Success and failure of actions takes some time to understand. Here’s a summary:
The command “stop the action” and “rule fails” are roughly equivalent. They will abort the current action whether you’re in the check, carry out, or report rulebook. Not only will the current rulebook halt, but none of the following action specific rulebooks will execute. Therefore, it is a bad idea to use these phrases in a carry out or report rule.
If you “silently try” an action, the check and carry out rulebooks will run, but the report rulebook will not.
A rulebook has a default outcome. All the action specific rulebooks have a default of “continue the action,” which means the same as “make no decision.”

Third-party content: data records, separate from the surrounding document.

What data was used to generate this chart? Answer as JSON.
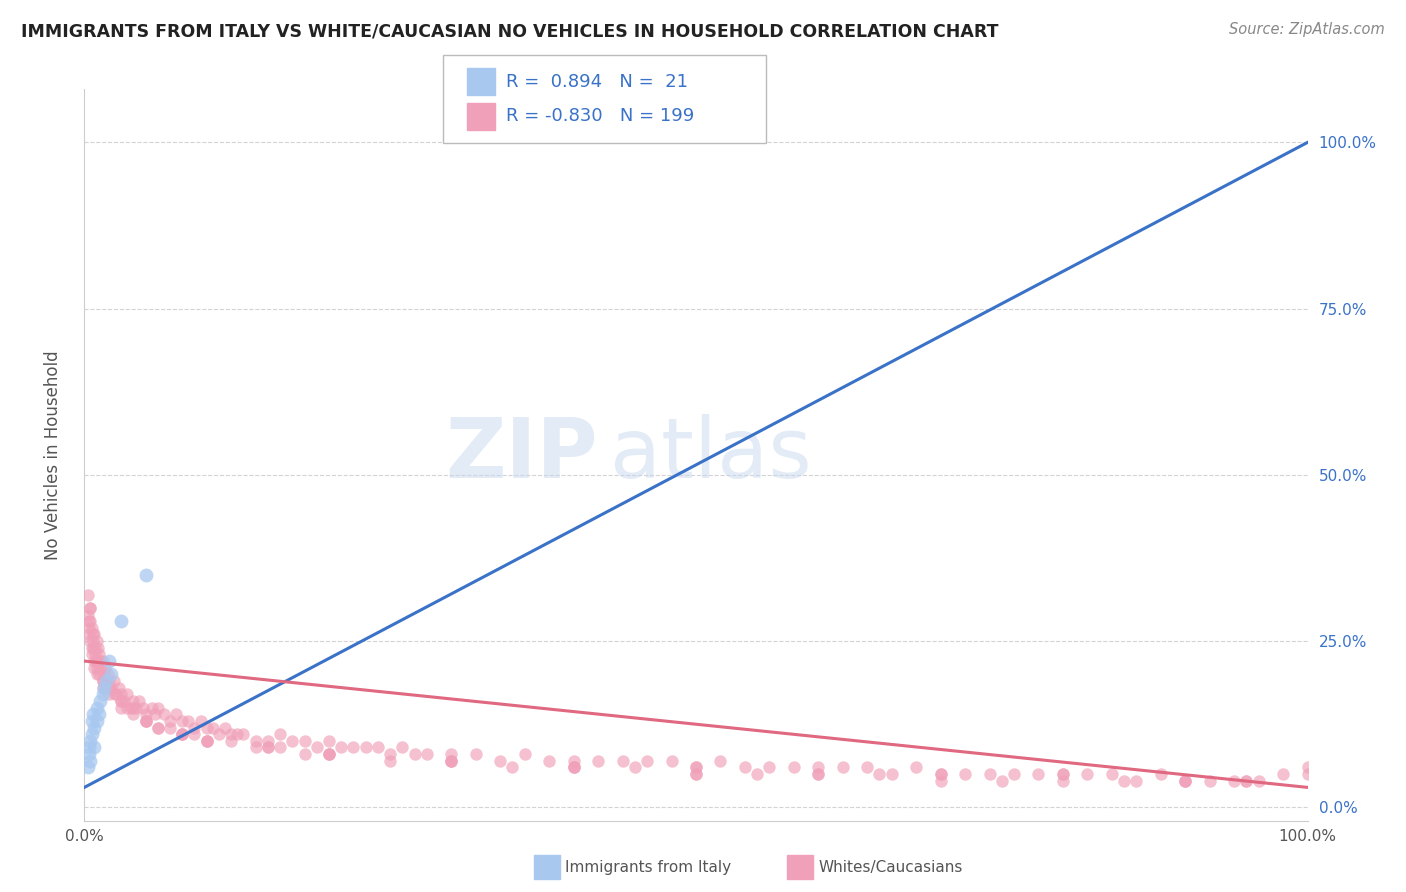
{
  "title": "IMMIGRANTS FROM ITALY VS WHITE/CAUCASIAN NO VEHICLES IN HOUSEHOLD CORRELATION CHART",
  "source": "Source: ZipAtlas.com",
  "ylabel": "No Vehicles in Household",
  "right_yticks": [
    0.0,
    0.25,
    0.5,
    0.75,
    1.0
  ],
  "right_ytick_labels": [
    "0.0%",
    "25.0%",
    "50.0%",
    "75.0%",
    "100.0%"
  ],
  "xlim": [
    0.0,
    1.0
  ],
  "ylim": [
    -0.02,
    1.08
  ],
  "background_color": "#ffffff",
  "grid_color": "#c8c8c8",
  "title_color": "#222222",
  "title_fontsize": 12.5,
  "source_fontsize": 10.5,
  "blue_scatter_color": "#a8c8f0",
  "blue_line_color": "#3a72c8",
  "pink_scatter_color": "#f0a0b8",
  "pink_line_color": "#e06880",
  "watermark_zip": "ZIP",
  "watermark_atlas": "atlas",
  "blue_line_x0": 0.0,
  "blue_line_y0": 0.03,
  "blue_line_x1": 1.0,
  "blue_line_y1": 1.0,
  "pink_line_x0": 0.0,
  "pink_line_y0": 0.22,
  "pink_line_x1": 1.0,
  "pink_line_y1": 0.03,
  "blue_points_x": [
    0.003,
    0.004,
    0.004,
    0.005,
    0.005,
    0.006,
    0.006,
    0.007,
    0.008,
    0.008,
    0.01,
    0.01,
    0.012,
    0.013,
    0.015,
    0.016,
    0.018,
    0.02,
    0.022,
    0.03,
    0.05
  ],
  "blue_points_y": [
    0.06,
    0.08,
    0.09,
    0.07,
    0.1,
    0.11,
    0.13,
    0.14,
    0.09,
    0.12,
    0.13,
    0.15,
    0.14,
    0.16,
    0.17,
    0.18,
    0.19,
    0.22,
    0.2,
    0.28,
    0.35
  ],
  "pink_points_x": [
    0.003,
    0.004,
    0.005,
    0.005,
    0.006,
    0.007,
    0.008,
    0.009,
    0.01,
    0.01,
    0.011,
    0.012,
    0.013,
    0.014,
    0.015,
    0.016,
    0.017,
    0.018,
    0.019,
    0.02,
    0.022,
    0.024,
    0.026,
    0.028,
    0.03,
    0.032,
    0.035,
    0.038,
    0.04,
    0.042,
    0.045,
    0.048,
    0.05,
    0.055,
    0.058,
    0.06,
    0.065,
    0.07,
    0.075,
    0.08,
    0.085,
    0.09,
    0.095,
    0.1,
    0.105,
    0.11,
    0.115,
    0.12,
    0.125,
    0.13,
    0.14,
    0.15,
    0.16,
    0.17,
    0.18,
    0.19,
    0.2,
    0.21,
    0.22,
    0.23,
    0.24,
    0.25,
    0.26,
    0.27,
    0.28,
    0.3,
    0.32,
    0.34,
    0.36,
    0.38,
    0.4,
    0.42,
    0.44,
    0.46,
    0.48,
    0.5,
    0.52,
    0.54,
    0.56,
    0.58,
    0.6,
    0.62,
    0.64,
    0.66,
    0.68,
    0.7,
    0.72,
    0.74,
    0.76,
    0.78,
    0.8,
    0.82,
    0.84,
    0.86,
    0.88,
    0.9,
    0.92,
    0.94,
    0.96,
    0.98,
    0.003,
    0.004,
    0.005,
    0.006,
    0.007,
    0.008,
    0.009,
    0.01,
    0.012,
    0.015,
    0.018,
    0.02,
    0.025,
    0.03,
    0.035,
    0.04,
    0.05,
    0.06,
    0.07,
    0.08,
    0.09,
    0.1,
    0.12,
    0.14,
    0.16,
    0.18,
    0.2,
    0.25,
    0.3,
    0.35,
    0.4,
    0.45,
    0.5,
    0.55,
    0.6,
    0.65,
    0.7,
    0.75,
    0.8,
    0.85,
    0.9,
    0.95,
    1.0,
    0.004,
    0.006,
    0.008,
    0.01,
    0.015,
    0.02,
    0.03,
    0.04,
    0.05,
    0.06,
    0.08,
    0.1,
    0.15,
    0.2,
    0.3,
    0.4,
    0.5,
    0.005,
    0.007,
    0.01,
    0.015,
    0.02,
    0.03,
    0.05,
    0.08,
    0.1,
    0.15,
    0.2,
    0.3,
    0.4,
    0.5,
    0.6,
    0.7,
    0.8,
    0.9,
    0.95,
    1.0
  ],
  "pink_points_y": [
    0.32,
    0.28,
    0.3,
    0.25,
    0.27,
    0.24,
    0.26,
    0.23,
    0.25,
    0.22,
    0.24,
    0.23,
    0.22,
    0.21,
    0.22,
    0.2,
    0.21,
    0.19,
    0.2,
    0.19,
    0.18,
    0.19,
    0.17,
    0.18,
    0.17,
    0.16,
    0.17,
    0.15,
    0.16,
    0.15,
    0.16,
    0.15,
    0.14,
    0.15,
    0.14,
    0.15,
    0.14,
    0.13,
    0.14,
    0.13,
    0.13,
    0.12,
    0.13,
    0.12,
    0.12,
    0.11,
    0.12,
    0.11,
    0.11,
    0.11,
    0.1,
    0.1,
    0.11,
    0.1,
    0.1,
    0.09,
    0.1,
    0.09,
    0.09,
    0.09,
    0.09,
    0.08,
    0.09,
    0.08,
    0.08,
    0.08,
    0.08,
    0.07,
    0.08,
    0.07,
    0.07,
    0.07,
    0.07,
    0.07,
    0.07,
    0.06,
    0.07,
    0.06,
    0.06,
    0.06,
    0.06,
    0.06,
    0.06,
    0.05,
    0.06,
    0.05,
    0.05,
    0.05,
    0.05,
    0.05,
    0.05,
    0.05,
    0.05,
    0.04,
    0.05,
    0.04,
    0.04,
    0.04,
    0.04,
    0.05,
    0.29,
    0.26,
    0.28,
    0.23,
    0.25,
    0.22,
    0.24,
    0.21,
    0.2,
    0.19,
    0.18,
    0.18,
    0.17,
    0.16,
    0.15,
    0.15,
    0.13,
    0.12,
    0.12,
    0.11,
    0.11,
    0.1,
    0.1,
    0.09,
    0.09,
    0.08,
    0.08,
    0.07,
    0.07,
    0.06,
    0.06,
    0.06,
    0.05,
    0.05,
    0.05,
    0.05,
    0.04,
    0.04,
    0.04,
    0.04,
    0.04,
    0.04,
    0.06,
    0.27,
    0.24,
    0.21,
    0.2,
    0.18,
    0.17,
    0.15,
    0.14,
    0.13,
    0.12,
    0.11,
    0.1,
    0.09,
    0.08,
    0.07,
    0.06,
    0.05,
    0.3,
    0.26,
    0.22,
    0.19,
    0.18,
    0.16,
    0.13,
    0.11,
    0.1,
    0.09,
    0.08,
    0.07,
    0.06,
    0.06,
    0.05,
    0.05,
    0.05,
    0.04,
    0.04,
    0.05
  ]
}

The Before rulebook also defaults to “continue the action,” but the Instead and After rulebooks stop the action by default (Instead stops the action with failure, and After stops the action with success). Before, Instead, and After rulebooks can apply to multiple actions (e.g. “doing something,” “examining or touching”) - check, carry out and report rules only apply to a single action (e.g. “examining”).
This is the order of action processing rulebooks:
An action is considered successful if it makes it through the entire check rulebook without a “stop the action” or “rule fails.” You can abort an action and call it a success by saying “rule succeeds.” Here’s a twist I discovered when playing around: an action is also considered successful if a check rule triggered a “try” that ended in success, even if the triggering rule exited with an “instead” or “stop the action.” “Rule fails” always causes the action to fail, though, and this is seems to be the default for Instead rules.
The “actions” debugging command is really useful in this kind of case - it will tell you what actions are triggered, and whether each one was successful.
One last note: “we have examined the notebook” is only true if the action was successful, but “examining the notebook” is true even if it failed. A warning, though - the latter phrase is only true if a command was parsed as the action - it won’t be true if the action was triggered by a “try” phrase.
Here’s an example:
[code]Test is a room.
A newspaper is in test.
instead try examining the noun.
Every turn when we have touched the newspaper:
say “You successfully touched the newspaper.”
Every turn when examining the newspaper:
say “You tried examining the newspaper.”